Por essa razão, entendemos que esse dispositivo está, simultaneamente, em desconformidade com o ordenamento jurídico constitucional, bem como afronta normas supralegais consistentes em Tratados internacionais de Direitos Humanos.
Outra espécie de retrocesso, previsto nas alterações pela Lei 14.230/2021, está disposto no §4º do mencionado artigo, pois, segundo ele, em regra, deverá ocorrer a suspensão da proibição de contratação somente no ente público lesado e, apenas em caráter excepcional, tal proibição se estenderá aos outros entes. In verbis:
§ 4º Em caráter excepcional e por motivos relevantes devidamente justificados, a sanção de proibição de contratação com o poder público pode extrapolar o ente público lesado pelo ato de improbidade, observados os impactos econômicos e sociais das sanções, de forma a preservar a função social da pessoa jurídica, conforme disposto no § 3º deste artigo.
Registre-se a impropriedade desse dispositivo, uma vez que a exceção trazida por esse dispositivo carece de uma regra específica. Ou seja, nos incisos do art. 12, ao se falar em proibição de contratar com o poder público, inexiste limitação territorial para a decisão judicial. Ela vem demonstrada apenas no §4º, que traz uma exceção a essa regra implícita.
É evidente que um agente declarado ímprobo por uma autoridade judicial é ímprobo em todo território nacional. Estamos aqui diante de uma tentativa absurda de limitar os efeitos da sentença judicial prolatada por Magistrado legitimamente competente para imposição de sanções da lei.
Situação similar já foi analisada quando do julgamento do art. 16. da Lei de Ação Civil Pública (Lei nº 7.347/85). Na ocasião, discutia-se se a norma legal poderia limitar territorialmente os efeitos da sentença. Julgando o EREsp nº 1.134.957/SP, os ministros daquela Corte decidiram que a eficácia das decisões proferidas em ações civis públicas coletivas não ficam limitadas territorialmente. Não poderia ser diferente o entendimento daqueles magistrados superiores. A decisão judicial é válida em todo território nacional, uma vez que a jurisdição não pode ser constrita no espaço. Absurda a ideia defendida pelo legislador quanto ao dispositivo do art. 12, §4º da LIA.
Observa-se o retrocesso presente nesse ponto, pois, a título de exemplo, imaginemos uma empresa possui contratos com o Poder Público em diversas cidades. Caso haja sentença por ato de improbidade em uma delas, somente esta será atingida.
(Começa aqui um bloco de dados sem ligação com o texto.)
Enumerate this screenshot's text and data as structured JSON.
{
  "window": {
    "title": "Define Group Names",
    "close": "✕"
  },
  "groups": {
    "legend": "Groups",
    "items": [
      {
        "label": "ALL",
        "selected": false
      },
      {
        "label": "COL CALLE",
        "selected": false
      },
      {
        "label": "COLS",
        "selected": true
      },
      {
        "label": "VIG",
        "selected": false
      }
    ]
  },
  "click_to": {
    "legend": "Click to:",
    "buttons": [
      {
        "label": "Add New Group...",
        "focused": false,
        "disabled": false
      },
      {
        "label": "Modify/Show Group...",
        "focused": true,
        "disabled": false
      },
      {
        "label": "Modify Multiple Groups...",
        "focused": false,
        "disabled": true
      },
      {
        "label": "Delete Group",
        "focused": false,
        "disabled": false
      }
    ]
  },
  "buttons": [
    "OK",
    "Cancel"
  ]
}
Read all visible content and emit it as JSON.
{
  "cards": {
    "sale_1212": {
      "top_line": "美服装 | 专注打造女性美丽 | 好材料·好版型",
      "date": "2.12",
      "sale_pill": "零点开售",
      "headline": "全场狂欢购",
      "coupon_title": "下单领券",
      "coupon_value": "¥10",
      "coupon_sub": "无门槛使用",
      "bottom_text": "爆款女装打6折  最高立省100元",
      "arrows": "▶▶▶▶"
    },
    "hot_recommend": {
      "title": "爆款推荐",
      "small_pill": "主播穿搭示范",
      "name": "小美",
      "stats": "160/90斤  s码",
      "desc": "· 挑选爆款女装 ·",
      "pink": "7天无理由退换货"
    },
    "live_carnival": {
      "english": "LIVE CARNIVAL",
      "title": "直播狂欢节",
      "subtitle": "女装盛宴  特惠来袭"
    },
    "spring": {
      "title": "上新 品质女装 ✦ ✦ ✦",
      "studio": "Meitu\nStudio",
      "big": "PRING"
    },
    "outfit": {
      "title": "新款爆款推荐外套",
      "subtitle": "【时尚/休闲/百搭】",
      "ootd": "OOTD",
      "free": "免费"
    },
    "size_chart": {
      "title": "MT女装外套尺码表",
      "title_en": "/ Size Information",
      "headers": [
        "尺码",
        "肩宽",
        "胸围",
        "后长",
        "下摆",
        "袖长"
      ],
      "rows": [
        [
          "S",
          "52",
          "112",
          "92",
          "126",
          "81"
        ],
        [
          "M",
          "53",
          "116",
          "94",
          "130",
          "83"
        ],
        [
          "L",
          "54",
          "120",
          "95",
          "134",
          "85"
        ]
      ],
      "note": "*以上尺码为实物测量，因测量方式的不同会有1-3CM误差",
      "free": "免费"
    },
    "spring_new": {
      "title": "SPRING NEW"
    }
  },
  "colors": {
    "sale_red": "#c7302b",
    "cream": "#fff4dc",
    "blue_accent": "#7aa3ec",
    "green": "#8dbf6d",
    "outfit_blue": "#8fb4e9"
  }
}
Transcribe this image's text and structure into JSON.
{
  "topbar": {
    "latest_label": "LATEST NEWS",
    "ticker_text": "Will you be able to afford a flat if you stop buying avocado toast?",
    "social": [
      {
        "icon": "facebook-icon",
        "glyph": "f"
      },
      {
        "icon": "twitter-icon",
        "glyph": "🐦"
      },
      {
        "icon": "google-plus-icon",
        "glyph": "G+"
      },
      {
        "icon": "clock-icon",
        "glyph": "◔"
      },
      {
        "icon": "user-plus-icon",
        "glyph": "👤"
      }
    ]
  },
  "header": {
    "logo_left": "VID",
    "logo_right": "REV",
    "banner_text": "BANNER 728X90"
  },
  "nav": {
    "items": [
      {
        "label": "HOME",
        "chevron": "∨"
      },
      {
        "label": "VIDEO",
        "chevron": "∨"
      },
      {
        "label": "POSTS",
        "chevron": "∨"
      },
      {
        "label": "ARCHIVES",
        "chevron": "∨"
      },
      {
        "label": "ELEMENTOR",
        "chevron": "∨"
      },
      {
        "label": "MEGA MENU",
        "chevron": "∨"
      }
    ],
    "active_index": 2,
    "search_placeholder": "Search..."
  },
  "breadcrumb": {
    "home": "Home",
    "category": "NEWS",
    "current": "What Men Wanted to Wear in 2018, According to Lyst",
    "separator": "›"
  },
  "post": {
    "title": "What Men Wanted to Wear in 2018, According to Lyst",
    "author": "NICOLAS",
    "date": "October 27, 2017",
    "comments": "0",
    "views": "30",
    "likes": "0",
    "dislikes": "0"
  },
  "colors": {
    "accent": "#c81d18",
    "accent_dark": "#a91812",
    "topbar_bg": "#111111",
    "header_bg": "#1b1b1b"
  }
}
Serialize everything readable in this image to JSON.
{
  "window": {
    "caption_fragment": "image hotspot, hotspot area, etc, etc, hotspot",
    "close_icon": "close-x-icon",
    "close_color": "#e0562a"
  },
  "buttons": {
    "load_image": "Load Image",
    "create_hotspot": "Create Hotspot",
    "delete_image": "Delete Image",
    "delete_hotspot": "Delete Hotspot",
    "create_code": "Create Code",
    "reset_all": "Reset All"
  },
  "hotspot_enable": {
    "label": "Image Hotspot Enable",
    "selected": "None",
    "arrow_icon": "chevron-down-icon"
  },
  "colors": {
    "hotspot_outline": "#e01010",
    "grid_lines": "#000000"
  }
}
Desse modo, têm-se que, apesar de considerado impedido de realizar contratos com a Administração Pública, diante do cenário traçado pelo legislador infraconstitucional, poderá esse agente contratar livremente com entes vizinhos e manter seus contratos anteriores, como se probo fosse.
Importa mencionar que, apenas em caráter excepcional, houve previsão de que a sanção poderá se estender a outros entes federativos. Todavia, tal caráter de excepcionalidade é, por si só, um retrocesso às convenções ratificadas por nosso país e um desrespeito às decisões judiciais legitimamente prolatadas.
Art. 17
O referido art. 17. da Lei de Improbidade Administrativa, a par de reger o procedimento da lei pelo Código de Processo Civil, reduziu o rol de legitimados para propor esta ação. A partir da reforma operada pela Lei nº 14.230/21, apenas o Ministério Público passou a figurar como legitimado exclusivo para promoção da ação civil de improbidade administrativa. Repise-se que, antes da alteração promovida pela mencionada norma, a legitimidade era repartida entre Ministério Público e Pessoa Jurídica de Direito Público lesada.
Referida alteração se mostra incompatível com a normativa internacional e, não bastasse isso, representa incoerência lógica do sistema, uma vez que retira a legitimidade daquele que figura com maior interessado na demanda o ente público lesado.
Como se sustentar que a Pessoa Jurídica de Direito Público lesada não possui legitimidade para perseguir o agente ímprobo, que manchou sua imagem e gerou prejuízo aos cofres públicos? Não bastasse essa incoerência inicial na legitimidade para demandar, a nova lei agrava esse quadro ao retirar a legitimidade do Ministério Público para promover a liquidação judicial de sentença condenatória, entregando-a, apenas nesse momento e por prazo certo de seis meses, ao ente público lesado.
Ao assim agir, o legislador ordinário afirma que o ente público não tem legitimidade para propor a ação, mas tem para promover a liquidação de sentença. Ora, legitimidade não se fragmenta ao bel prazer de quem faz as leis. Ou se tem ou não se tem legitimidade para o processo!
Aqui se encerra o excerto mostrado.